The share of Email and Instant Messaging Services (18.1%) increased 0.8 percentage points meaning this category remained 2nd. Search Engines (16%) came 3rd with a slight drop of 0.1 percentage points.
The share of Financial and E-pay Services (14.9%) increased by 1 percentage point and saw this category equal last month’s 4th place.
IT vendors lost 0.5 percentage points and swapped places with Telephone and Internet Service Providers whose share rose (+0.6 percentage points): these two categories occupied 5th and 6th places respectively.
In September, the attention of the phishers was again focused on major banks in Australia and New Zealand. In July 2013 we registered a mass mailing containing fake notifications sent on behalf of the Bank of Australia and New Zealand Banking Group. This time, the phishers tried to trick the clients of Westpack, one of the leading banks of Australia.
The attackers did not even take the trouble to invent something new to cheat the victims – they just used a time-tested trick. The fake email informed the recipient that the security system of the online banking service had registered three unauthorized attempts to enter the account and, according to security rules, had blocked access. To unblock the account, the user had to open the attached file. The archive Westpac_form- 413- 217 -9908.zip contained an HTML page requiring the user’s personal information. Once all the fields were filled in, the data was passed over to the fraudsters.

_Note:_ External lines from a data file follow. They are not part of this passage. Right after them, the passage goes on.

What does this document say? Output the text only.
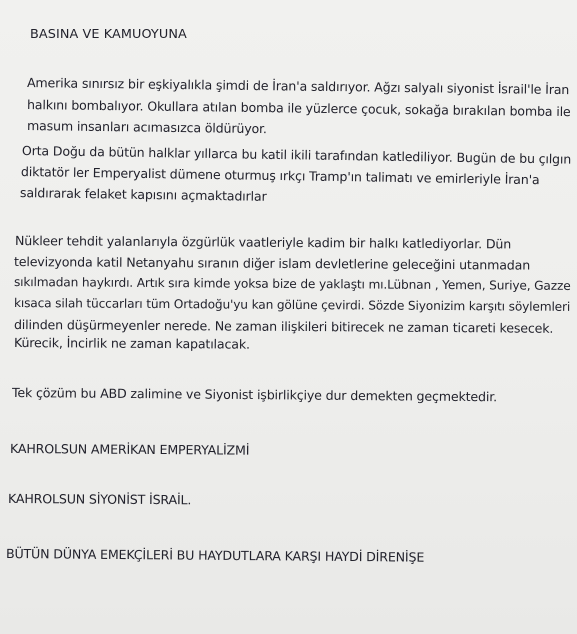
BASINA VE KAMUOYUNA
Amerika sınırsız bir eşkiyalıkla şimdi de İran'a saldırıyor. Ağzı salyalı siyonist İsrail'le İran
halkını bombalıyor. Okullara atılan bomba ile yüzlerce çocuk, sokağa bırakılan bomba ile
masum insanları acımasızca öldürüyor.
Orta Doğu da bütün halklar yıllarca bu katil ikili tarafından katlediliyor. Bugün de bu çılgın
diktatör ler Emperyalist dümene oturmuş ırkçı Tramp'ın talimatı ve emirleriyle İran'a
saldırarak felaket kapısını açmaktadırlar
Nükleer tehdit yalanlarıyla özgürlük vaatleriyle kadim bir halkı katlediyorlar. Dün
televizyonda katil Netanyahu sıranın diğer islam devletlerine geleceğini utanmadan
sıkılmadan haykırdı. Artık sıra kimde yoksa bize de yaklaştı mı.Lübnan , Yemen, Suriye, Gazze
kısaca silah tüccarları tüm Ortadoğu'yu kan gölüne çevirdi. Sözde Siyonizim karşıtı söylemleri
dilinden düşürmeyenler nerede. Ne zaman ilişkileri bitirecek ne zaman ticareti kesecek.
Kürecik, İncirlik ne zaman kapatılacak.
Tek çözüm bu ABD zalimine ve Siyonist işbirlikçiye dur demekten geçmektedir.
KAHROLSUN AMERİKAN EMPERYALİZMİ
KAHROLSUN SİYONİST İSRAİL.
BÜTÜN DÜNYA EMEKÇİLERİ BU HAYDUTLARA KARŞI HAYDİ DİRENİŞE
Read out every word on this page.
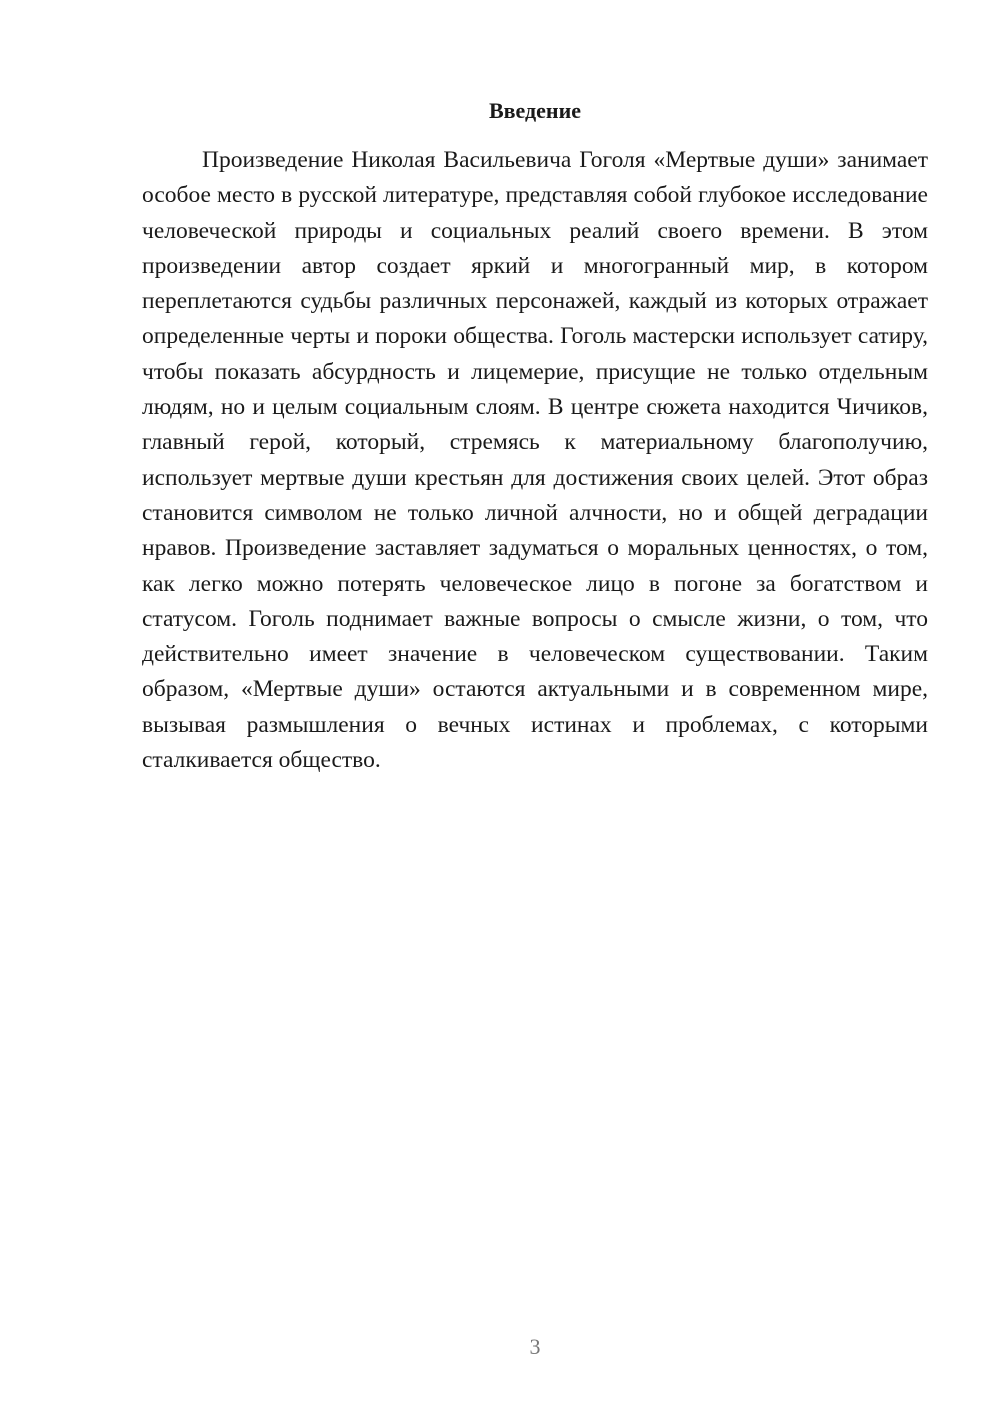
Введение

Произведение Николая Васильевича Гоголя «Мертвые души» занимает особое место в русской литературе, представляя собой глубокое исследование человеческой природы и социальных реалий своего времени. В этом произведении автор создает яркий и многогранный мир, в котором переплетаются судьбы различных персонажей, каждый из которых отражает определенные черты и пороки общества. Гоголь мастерски использует сатиру, чтобы показать абсурдность и лицемерие, присущие не только отдельным людям, но и целым социальным слоям. В центре сюжета находится Чичиков, главный герой, который, стремясь к материальному благополучию, использует мертвые души крестьян для достижения своих целей. Этот образ становится символом не только личной алчности, но и общей деградации нравов. Произведение заставляет задуматься о моральных ценностях, о том, как легко можно потерять человеческое лицо в погоне за богатством и статусом. Гоголь поднимает важные вопросы о смысле жизни, о том, что действительно имеет значение в человеческом существовании. Таким образом, «Мертвые души» остаются актуальными и в современном мире, вызывая размышления о вечных истинах и проблемах, с которыми сталкивается общество.

3
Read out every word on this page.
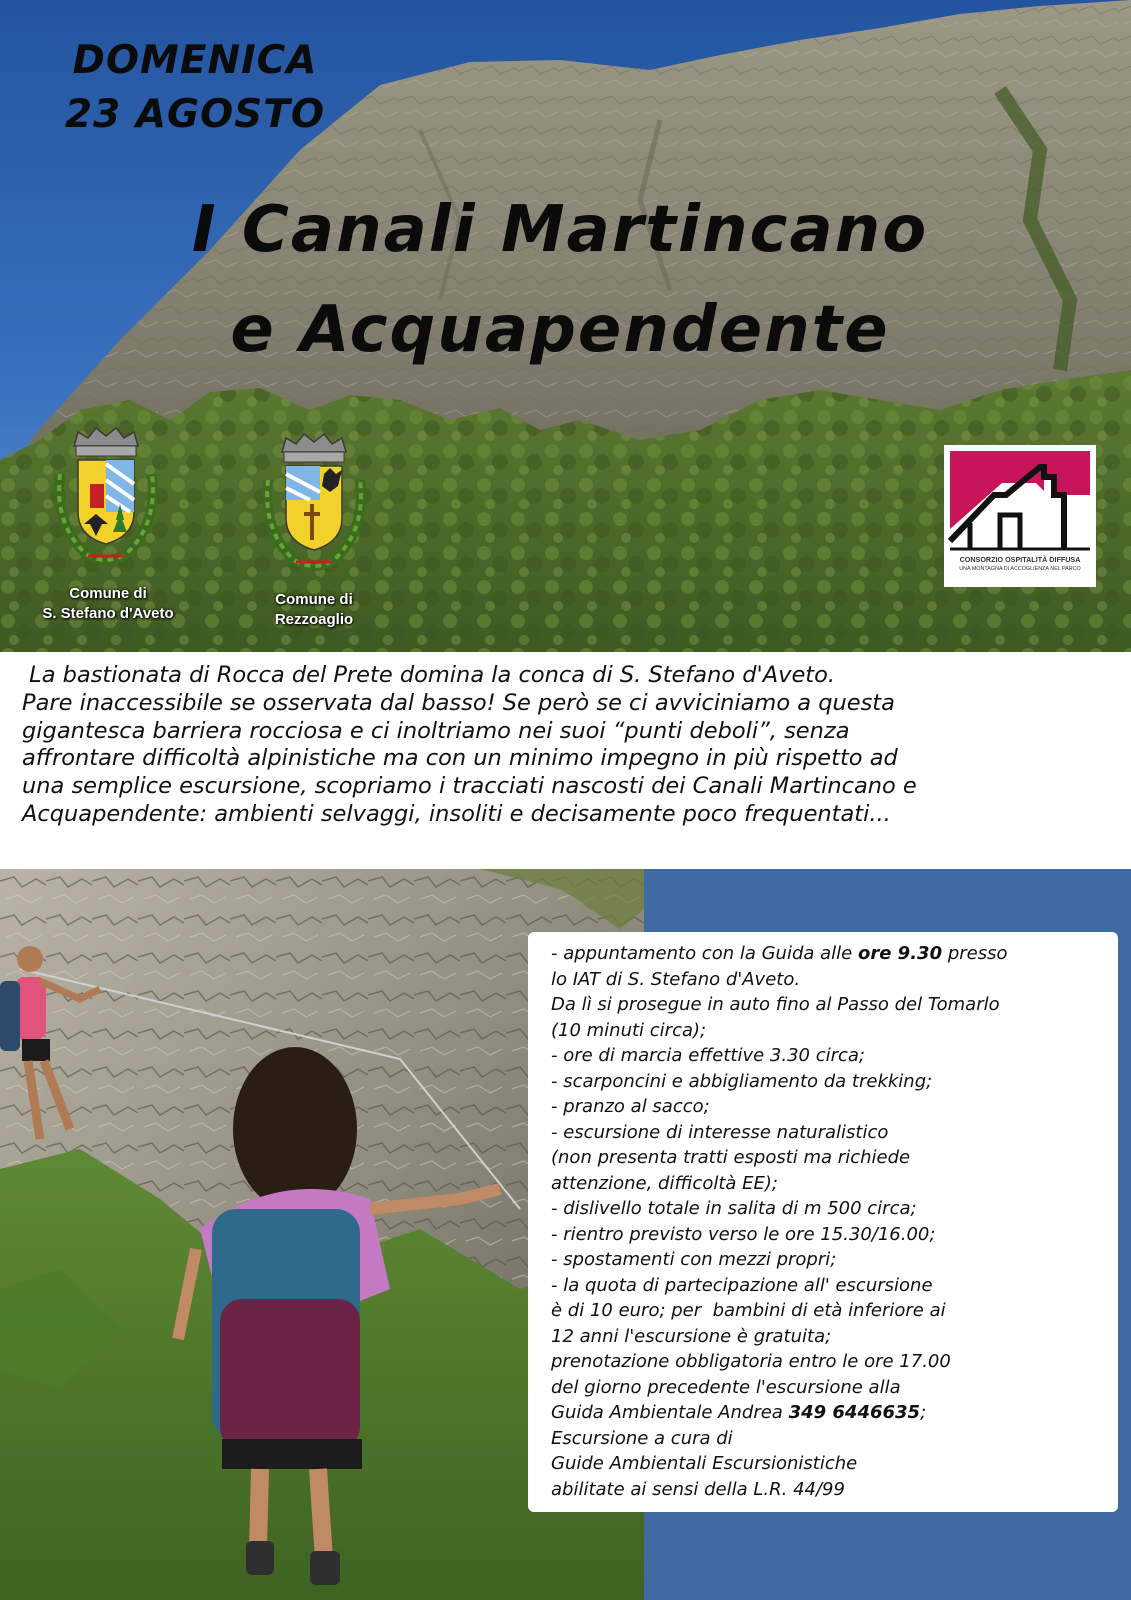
DOMENICA
23 AGOSTO
I Canali Martincano
e Acquapendente
Comune di
S. Stefano d'Aveto
Comune di
Rezzoaglio
CONSORZIO OSPITALITÀ DIFFUSA
UNA MONTAGNA DI ACCOGLIENZA NEL PARCO
La bastionata di Rocca del Prete domina la conca di S. Stefano d'Aveto.
Pare inaccessibile se osservata dal basso! Se però se ci avviciniamo a questa
gigantesca barriera rocciosa e ci inoltriamo nei suoi “punti deboli”, senza
affrontare difficoltà alpinistiche ma con un minimo impegno in più rispetto ad
una semplice escursione, scopriamo i tracciati nascosti dei Canali Martincano e
Acquapendente: ambienti selvaggi, insoliti e decisamente poco frequentati...
- appuntamento con la Guida alle ore 9.30 presso
lo IAT di S. Stefano d'Aveto.
Da lì si prosegue in auto fino al Passo del Tomarlo
(10 minuti circa);
- ore di marcia effettive 3.30 circa;
- scarponcini e abbigliamento da trekking;
- pranzo al sacco;
- escursione di interesse naturalistico
(non presenta tratti esposti ma richiede
attenzione, difficoltà EE);
- dislivello totale in salita di m 500 circa;
- rientro previsto verso le ore 15.30/16.00;
- spostamenti con mezzi propri;
- la quota di partecipazione all' escursione
è di 10 euro; per  bambini di età inferiore ai
12 anni l'escursione è gratuita;
prenotazione obbligatoria entro le ore 17.00
del giorno precedente l'escursione alla
Guida Ambientale Andrea 349 6446635;
Escursione a cura di
Guide Ambientali Escursionistiche
abilitate ai sensi della L.R. 44/99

The phishing page used the colors and the logo of the official website of the bank, but it was not an exact copy. However, if the user clicked on a link on the phishing page to enter one of the site pages, the official site of the bank opened in a separate window. To trick the user, the phishers also provided detailed account information, such as IP addresses that were allegedly used for unauthorized attempts to enter the password.
In September, the proportion of world spam in mail traffic continued to decline and reached 66%. As always the spammers focused on advertising seasonal goods and services. For example, the number of offers related to energy saving and insulating buildings increased significantly. September mass mailings exploited the theme of popular holidays – this time they were about Halloween and New Year. Next month the share of Christmas spam will obviously grow.
As expected, the proportion of attacks on social networking sites decreased while the share of attacks on financial and e-pay services grew. However, these changes were negligible and the rating of the organizations most often targeted by phishers did not see much change. Most likely both of these trends will continue in October. Also in September scammers tended to shift their attack vectors away from banks and delivery services and towards various telecommunication companies.